Nach den Feststellungen des Senats ist im vorliegenden Fall davon auszugehen, dass sowohl der Kläger als auch das Klinikum C-Stadt an einer Fortsetzung des Arbeitsverhältnisses nach der Beendigung der Arbeitsunfähigkeit des Klägers interessiert waren. Eine dauerhafte Aufgabe der Verfügungsbefugnis des Arbeitgebers ist – aus prognostischer Sicht zum Zeitpunkt der Arbeitslosmeldung des Klägers am 11.07.2013 – nicht ersichtlich. So hat der Arbeitgeber in der Arbeitsbescheinigung keine Angaben zur Beendigung des Beschäftigungsverhältnisses gemacht, sondern handschriftlich auf den Fortbestand des Arbeitsverhältnisses hingewiesen.
Nach Auskunft des Personalleiters des Klinikums C-Stadt gegenüber dem Senat war der Arbeitgeber auch jederzeit bereit, den Kläger nach seiner Gesundung tatsächlich wieder einzusetzen, das Arbeitsverhältnis mit dem Kläger hat insoweit nur vorübergehend geruht.
Laut dem vorliegenden Entlassungsbericht der I-Klinik bestand am 29.08.2012 zwar noch eine vorübergehende Arbeitsunfähigkeit des Klägers, auf Dauer bestand jedoch aus sozialmedizinischer Sicht bereits zum damaligen Zeitpunkt ein Leistungsvermögen von täglich über sechs Stunden auch für seine Tätigkeit als Küchenhelfer. Die tatsächliche Fortsetzung des Arbeitsverhältnisses war dem Kläger daher aus prognostischer ärztlicher Sicht langfristig möglich.
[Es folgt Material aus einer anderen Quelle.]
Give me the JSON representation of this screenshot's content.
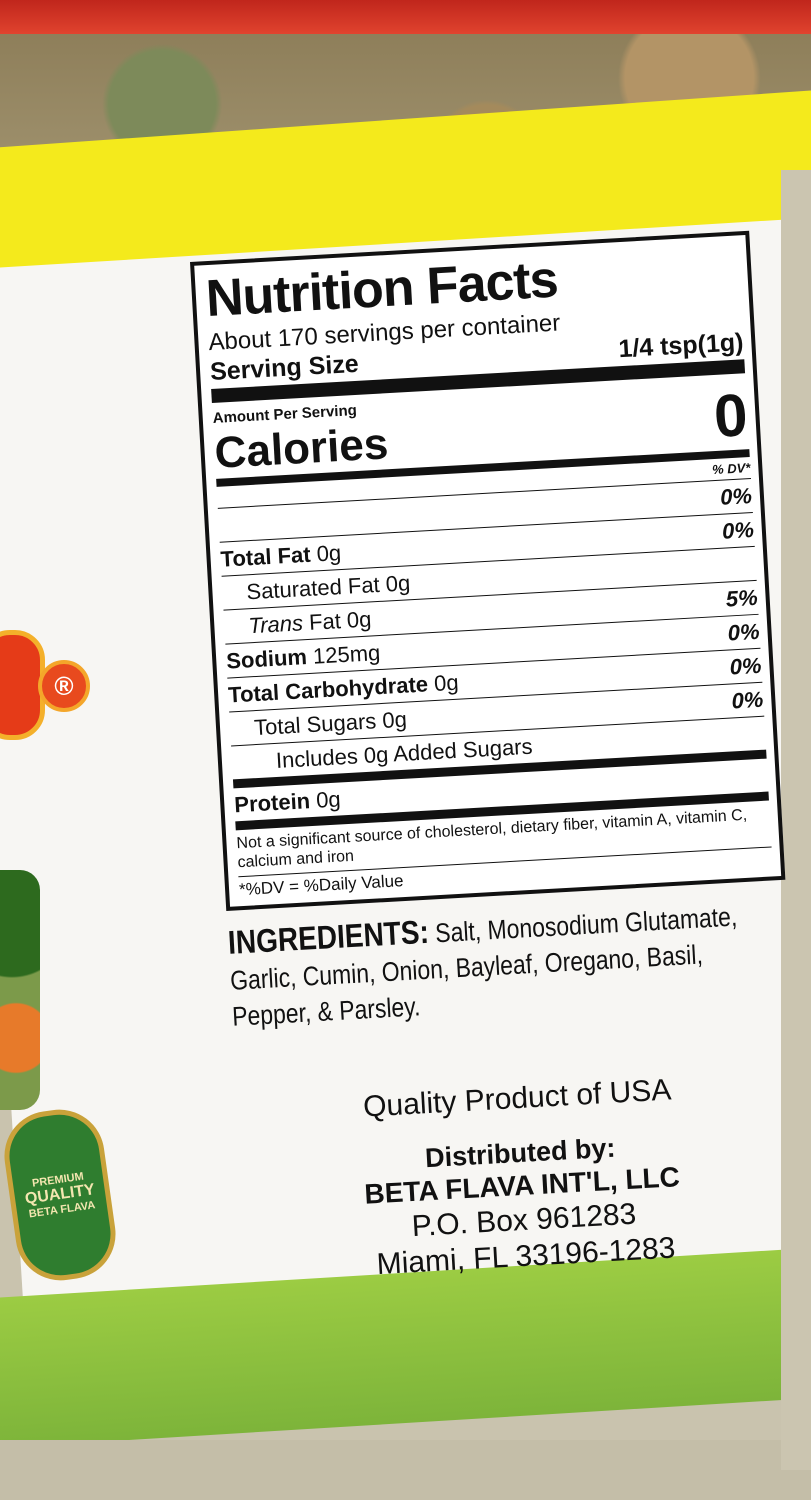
{
  "logo": {
    "registered_mark": "®",
    "badge_text": "PREMIUM QUALITY BETA FLAVA"
  },
  "nutrition": {
    "title": "Nutrition Facts",
    "servings": "About 170 servings per container",
    "serving_size_label": "Serving Size",
    "serving_size_value": "1/4 tsp(1g)",
    "amount_per_serving": "Amount Per Serving",
    "calories_label": "Calories",
    "calories_value": "0",
    "dv_header": "% DV*",
    "rows": [
      {
        "label": "",
        "amount": "",
        "dv": "0%",
        "bold": false,
        "indent": 0
      },
      {
        "label": "Total Fat",
        "amount": "0g",
        "dv": "0%",
        "bold": true,
        "indent": 0
      },
      {
        "label": "Saturated Fat",
        "amount": "0g",
        "dv": "",
        "bold": false,
        "indent": 1
      },
      {
        "label": "Trans",
        "label_suffix": " Fat",
        "amount": "0g",
        "dv": "5%",
        "bold": false,
        "indent": 1
      },
      {
        "label": "Sodium",
        "amount": "125mg",
        "dv": "0%",
        "bold": true,
        "indent": 0
      },
      {
        "label": "Total Carbohydrate",
        "amount": "0g",
        "dv": "0%",
        "bold": true,
        "indent": 0
      },
      {
        "label": "Total Sugars",
        "amount": "0g",
        "dv": "0%",
        "bold": false,
        "indent": 1
      },
      {
        "label": "Includes 0g Added Sugars",
        "amount": "",
        "dv": "",
        "bold": false,
        "indent": 2
      },
      {
        "label": "Protein",
        "amount": "0g",
        "dv": "",
        "bold": true,
        "indent": 0
      }
    ],
    "note": "Not a significant source of cholesterol, dietary fiber, vitamin A, vitamin C, calcium and iron",
    "footnote": "*%DV = %Daily Value"
  },
  "ingredients": {
    "label": "INGREDIENTS:",
    "text": "Salt, Monosodium Glutamate, Garlic, Cumin, Onion, Bayleaf, Oregano, Basil, Pepper, & Parsley."
  },
  "distribution": {
    "origin": "Quality Product of USA",
    "distributed_by": "Distributed by:",
    "company": "BETA FLAVA INT'L, LLC",
    "po_box": "P.O. Box 961283",
    "city": "Miami, FL 33196-1283"
  },
  "colors": {
    "lid": "#c0261c",
    "yellow_band": "#f4ea1c",
    "green_band": "#8cc13e",
    "label": "#f7f6f3"
  }
}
Nach den Angaben des Klägers ist bereits im Mai 2013 ein betriebliches Eingliederungsmanagement eingeleitet worden, wenn auch aus tatsächlichen Gründen anfänglich ohne dauerhaften Erfolg. Ferner hat der Kläger erklärt, er hätte damals, wenn er gekonnt hätte, sowohl wieder als Spüler gearbeitet als auch einen anderen Beruf erlernt.
Der Fortbestand des Beschäftigungsverhältnisses des Klägers im leistungsrechtlichen Sinn wird vor allem dadurch bestätigt, dass der Kläger am 28.04.2015 seine Arbeit beim Klinikum C-Stadt tatsächlich wiederaufgenommen hat.
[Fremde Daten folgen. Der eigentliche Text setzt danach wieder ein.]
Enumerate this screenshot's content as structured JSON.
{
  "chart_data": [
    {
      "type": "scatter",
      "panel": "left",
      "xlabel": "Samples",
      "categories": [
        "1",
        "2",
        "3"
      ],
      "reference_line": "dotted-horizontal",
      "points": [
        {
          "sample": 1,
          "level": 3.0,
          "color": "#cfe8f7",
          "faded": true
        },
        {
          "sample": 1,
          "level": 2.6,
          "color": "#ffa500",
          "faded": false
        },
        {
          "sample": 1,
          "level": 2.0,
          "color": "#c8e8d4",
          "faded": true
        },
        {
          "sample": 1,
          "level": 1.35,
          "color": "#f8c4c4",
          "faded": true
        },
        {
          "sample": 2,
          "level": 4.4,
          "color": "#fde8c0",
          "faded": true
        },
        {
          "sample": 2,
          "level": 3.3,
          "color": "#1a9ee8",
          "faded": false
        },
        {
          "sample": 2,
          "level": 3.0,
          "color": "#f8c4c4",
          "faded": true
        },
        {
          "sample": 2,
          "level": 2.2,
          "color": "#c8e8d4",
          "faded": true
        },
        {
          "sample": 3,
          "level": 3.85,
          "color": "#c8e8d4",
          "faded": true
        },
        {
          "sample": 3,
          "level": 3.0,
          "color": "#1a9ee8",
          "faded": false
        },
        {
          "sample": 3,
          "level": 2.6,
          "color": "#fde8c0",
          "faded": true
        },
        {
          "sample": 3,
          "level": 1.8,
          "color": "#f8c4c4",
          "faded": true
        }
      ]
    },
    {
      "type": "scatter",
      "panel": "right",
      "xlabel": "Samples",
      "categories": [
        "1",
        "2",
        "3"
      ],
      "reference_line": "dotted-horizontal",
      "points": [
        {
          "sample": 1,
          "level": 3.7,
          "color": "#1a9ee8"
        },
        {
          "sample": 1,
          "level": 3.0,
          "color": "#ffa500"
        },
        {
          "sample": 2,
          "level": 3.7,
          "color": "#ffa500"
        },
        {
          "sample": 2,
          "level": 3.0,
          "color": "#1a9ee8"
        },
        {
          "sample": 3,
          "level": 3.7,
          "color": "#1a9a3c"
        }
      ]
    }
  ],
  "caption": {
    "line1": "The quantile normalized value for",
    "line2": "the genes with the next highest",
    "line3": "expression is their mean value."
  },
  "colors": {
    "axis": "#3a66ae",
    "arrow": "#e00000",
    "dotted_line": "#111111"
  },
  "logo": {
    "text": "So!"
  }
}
Der Senat sieht hierin sowohl einen Beleg für die oben dargelegte fortbestehende Verfügungsbefugnis des Arbeitgebers als auch einen Beleg für die fortbestehende Dienstbereitschaft des Klägers im noch streitigen Zeitraum ab 09.10.2013.
Nach alledem bedeutete der rechtliche Fortbestand des Arbeitsverhältnisses zur Überzeugung des Senats im hier streitigen Zeitraum nicht nur eine sog. „leere Hülse“, was dann der Fall gewesen wäre, wenn Arbeitgeber und Arbeitnehmer zwar eine weitere Ausübung der Verfügungsgewalt gewollt hätten, aber aufgrund der Erkrankung des Arbeitnehmers eine weitere Beschäftigung prognostisch gesehen auf unabsehbare Zeit nicht möglich gewesen wäre (vgl. BSG, Urteil vom 09.09.1993, Az. 7 RAr 96/92).
Von einer tatsächlichen Beschäftigungslosigkeit kann daher vorliegend nicht ausgegangen werden, der Kläger hat daher im noch streitigen Zeitraum ab 09.10.2013 keinen Anspruch auf Arbeitslosengeld.
Die Berufung des Klägers gegen das Urteil des SG München vom 01.07.2015 ist daher zurückzuweisen.
Die Kostenentscheidung beruht auf § 193 SGG.
Gründe für die Zulassung der Revision sind nicht ersichtlich (vgl. § 160 Abs. 2 SGG).